At first, Lisa Clark Balke was less than enchanted by the towering evergreens that are synonymous with cozy cabins tucked deep into the Wisconsin woods. “I’m from North Dakota,” says the Minneapolis resident and co-owner of Victory Vintage in Linden Hills. “There are so many trees here; I was starting to feel claustrophobic. Every road looked the same.”
But her husband, Jeff Balke, had grown up vacationing in the area, near Danbury, where the couple eventually bought a 1920s fixer-upper that was once part of a nine-acre fish camp. Today, nearly 25 years later, it’s hard for Lisa to imagine not having this secluded getaway where they have made so many memories with their three now-grown children. “We found our groove doing projects at the cabin,” she says of the years spent taking down walls, rearranging rooms, and adding layers of paint and personality.

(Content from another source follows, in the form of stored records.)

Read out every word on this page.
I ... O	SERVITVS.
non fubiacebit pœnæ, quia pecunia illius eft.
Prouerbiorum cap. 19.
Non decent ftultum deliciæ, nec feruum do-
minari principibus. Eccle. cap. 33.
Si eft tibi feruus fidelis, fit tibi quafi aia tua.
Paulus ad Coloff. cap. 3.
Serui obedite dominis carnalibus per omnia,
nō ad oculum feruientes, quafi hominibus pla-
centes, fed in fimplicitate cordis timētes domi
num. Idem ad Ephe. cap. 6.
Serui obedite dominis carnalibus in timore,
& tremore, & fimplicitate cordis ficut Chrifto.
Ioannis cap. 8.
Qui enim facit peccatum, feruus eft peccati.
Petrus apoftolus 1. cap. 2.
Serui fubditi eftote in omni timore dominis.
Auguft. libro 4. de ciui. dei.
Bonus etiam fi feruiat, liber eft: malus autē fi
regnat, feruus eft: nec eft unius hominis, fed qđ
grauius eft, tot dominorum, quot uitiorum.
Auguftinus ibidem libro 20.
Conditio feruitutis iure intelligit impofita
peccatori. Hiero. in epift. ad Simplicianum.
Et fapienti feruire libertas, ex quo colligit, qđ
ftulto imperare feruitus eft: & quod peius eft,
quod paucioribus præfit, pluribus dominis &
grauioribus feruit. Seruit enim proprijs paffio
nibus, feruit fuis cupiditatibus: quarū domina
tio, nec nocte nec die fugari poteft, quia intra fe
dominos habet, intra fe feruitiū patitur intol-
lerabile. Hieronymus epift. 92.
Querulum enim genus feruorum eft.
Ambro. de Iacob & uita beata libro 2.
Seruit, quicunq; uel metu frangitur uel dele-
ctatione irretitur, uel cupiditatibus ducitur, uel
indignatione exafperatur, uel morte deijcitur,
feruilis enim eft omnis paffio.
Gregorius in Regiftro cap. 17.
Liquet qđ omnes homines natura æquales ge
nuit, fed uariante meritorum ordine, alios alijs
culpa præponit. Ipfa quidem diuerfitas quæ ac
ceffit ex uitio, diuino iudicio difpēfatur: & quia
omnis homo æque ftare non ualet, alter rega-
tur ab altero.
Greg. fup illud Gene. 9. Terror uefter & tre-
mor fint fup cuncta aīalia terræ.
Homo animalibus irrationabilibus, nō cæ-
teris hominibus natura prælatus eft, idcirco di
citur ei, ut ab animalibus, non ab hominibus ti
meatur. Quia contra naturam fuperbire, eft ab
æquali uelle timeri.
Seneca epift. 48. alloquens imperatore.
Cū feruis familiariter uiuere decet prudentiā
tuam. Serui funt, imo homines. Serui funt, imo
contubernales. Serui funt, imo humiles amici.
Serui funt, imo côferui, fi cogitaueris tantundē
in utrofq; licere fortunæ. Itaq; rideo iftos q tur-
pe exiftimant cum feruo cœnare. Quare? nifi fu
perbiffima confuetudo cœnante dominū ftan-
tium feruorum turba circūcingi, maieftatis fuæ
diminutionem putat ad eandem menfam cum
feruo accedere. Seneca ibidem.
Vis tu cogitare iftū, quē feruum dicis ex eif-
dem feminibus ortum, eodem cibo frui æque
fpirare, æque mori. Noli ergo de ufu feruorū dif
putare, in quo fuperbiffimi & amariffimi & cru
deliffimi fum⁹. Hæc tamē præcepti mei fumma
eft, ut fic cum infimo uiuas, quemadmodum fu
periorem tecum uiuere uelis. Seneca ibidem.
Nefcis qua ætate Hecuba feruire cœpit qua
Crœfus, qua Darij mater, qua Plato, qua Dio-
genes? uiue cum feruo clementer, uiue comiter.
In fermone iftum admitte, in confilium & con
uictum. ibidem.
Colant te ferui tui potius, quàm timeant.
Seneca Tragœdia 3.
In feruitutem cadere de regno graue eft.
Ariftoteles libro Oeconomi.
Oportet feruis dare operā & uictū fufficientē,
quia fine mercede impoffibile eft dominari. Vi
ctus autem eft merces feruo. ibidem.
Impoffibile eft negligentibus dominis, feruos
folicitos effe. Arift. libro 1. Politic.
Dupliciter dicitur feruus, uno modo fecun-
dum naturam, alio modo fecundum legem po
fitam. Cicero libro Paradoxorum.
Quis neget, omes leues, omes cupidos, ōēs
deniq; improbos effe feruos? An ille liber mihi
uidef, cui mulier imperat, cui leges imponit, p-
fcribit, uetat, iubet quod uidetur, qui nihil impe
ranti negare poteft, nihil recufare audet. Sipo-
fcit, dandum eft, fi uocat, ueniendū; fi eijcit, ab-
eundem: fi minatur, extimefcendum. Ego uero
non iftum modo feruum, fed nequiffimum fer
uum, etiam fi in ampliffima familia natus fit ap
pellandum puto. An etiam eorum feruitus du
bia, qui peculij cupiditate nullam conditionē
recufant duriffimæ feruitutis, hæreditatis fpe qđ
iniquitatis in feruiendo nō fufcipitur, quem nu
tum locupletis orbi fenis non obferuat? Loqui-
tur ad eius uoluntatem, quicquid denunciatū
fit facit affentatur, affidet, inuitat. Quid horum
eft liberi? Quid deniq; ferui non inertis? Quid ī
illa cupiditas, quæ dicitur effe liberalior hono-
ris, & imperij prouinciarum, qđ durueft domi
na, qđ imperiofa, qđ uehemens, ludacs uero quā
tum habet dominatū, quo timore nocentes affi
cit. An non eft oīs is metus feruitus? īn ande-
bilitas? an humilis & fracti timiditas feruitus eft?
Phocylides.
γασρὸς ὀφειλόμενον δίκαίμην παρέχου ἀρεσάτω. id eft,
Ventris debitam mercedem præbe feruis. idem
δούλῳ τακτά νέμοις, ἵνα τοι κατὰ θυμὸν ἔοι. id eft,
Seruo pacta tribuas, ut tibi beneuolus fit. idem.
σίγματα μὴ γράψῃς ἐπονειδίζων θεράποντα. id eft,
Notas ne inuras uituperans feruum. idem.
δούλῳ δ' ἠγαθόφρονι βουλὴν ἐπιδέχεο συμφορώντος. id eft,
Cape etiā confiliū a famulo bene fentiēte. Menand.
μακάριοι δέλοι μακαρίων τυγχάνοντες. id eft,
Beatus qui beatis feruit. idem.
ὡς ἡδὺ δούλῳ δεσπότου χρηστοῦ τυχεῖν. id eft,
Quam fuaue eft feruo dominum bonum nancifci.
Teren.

Similar to at her Minneapolis home goods shop, Lisa’s love of collecting is on display at the cabin, too, albeit in a contained and restrained order. There’s a metal pharmacy cabinet that holds natural curiosities near the front entry, a grouping of vintage clay pots from Red Wing sitting above the TV armoire in the family room, and a series of Audubon prints that Lisa plucked from a book, framed, and hung along a wall in one of the bedrooms. “I don’t like having a lot of things out everywhere,” she says. “But I do like junk and weird stuff, so I try to keep it all in one place.”
“I like clean lines and industrial mixed with vintage.”
—Lisa Clark Balke
Always a collector, Lisa likes to shop restaurant supply shops for hardworking dishes that aren’t as likely to break or chip. Impromptu table settings are simply elegant with antique linens embroidered with old monograms, glass domes, tarnished silver, and wildflowers. A vintage stove she picked up for $50 at an estate sale and industrial-style light fixtures add character.
Daughters Ella, 27, and Kate, 25, inherited their mom’s love of the hunt and also have fingerprints on the spaces. The sisters lived for nearly six months at the cabin during the COVID lockdown and spent much of that time with paintbrushes and hammers in hand, making repairs, building an outdoor herb garden, and giving rooms a refresh. “We aren’t very good at relaxing,” Ella says. “A few years ago, we built the rock retaining walls around the firepit as a ‘fun’ summer activity.”
But when they do unwind, a dip in the lake, beers around the bonfire, or a puzzle on the porch are favorite pastimes. That is, until someone comes up with an idea for the next project to tackle at daybreak. “It’s a more meaningful space because we created it together,” Ella says.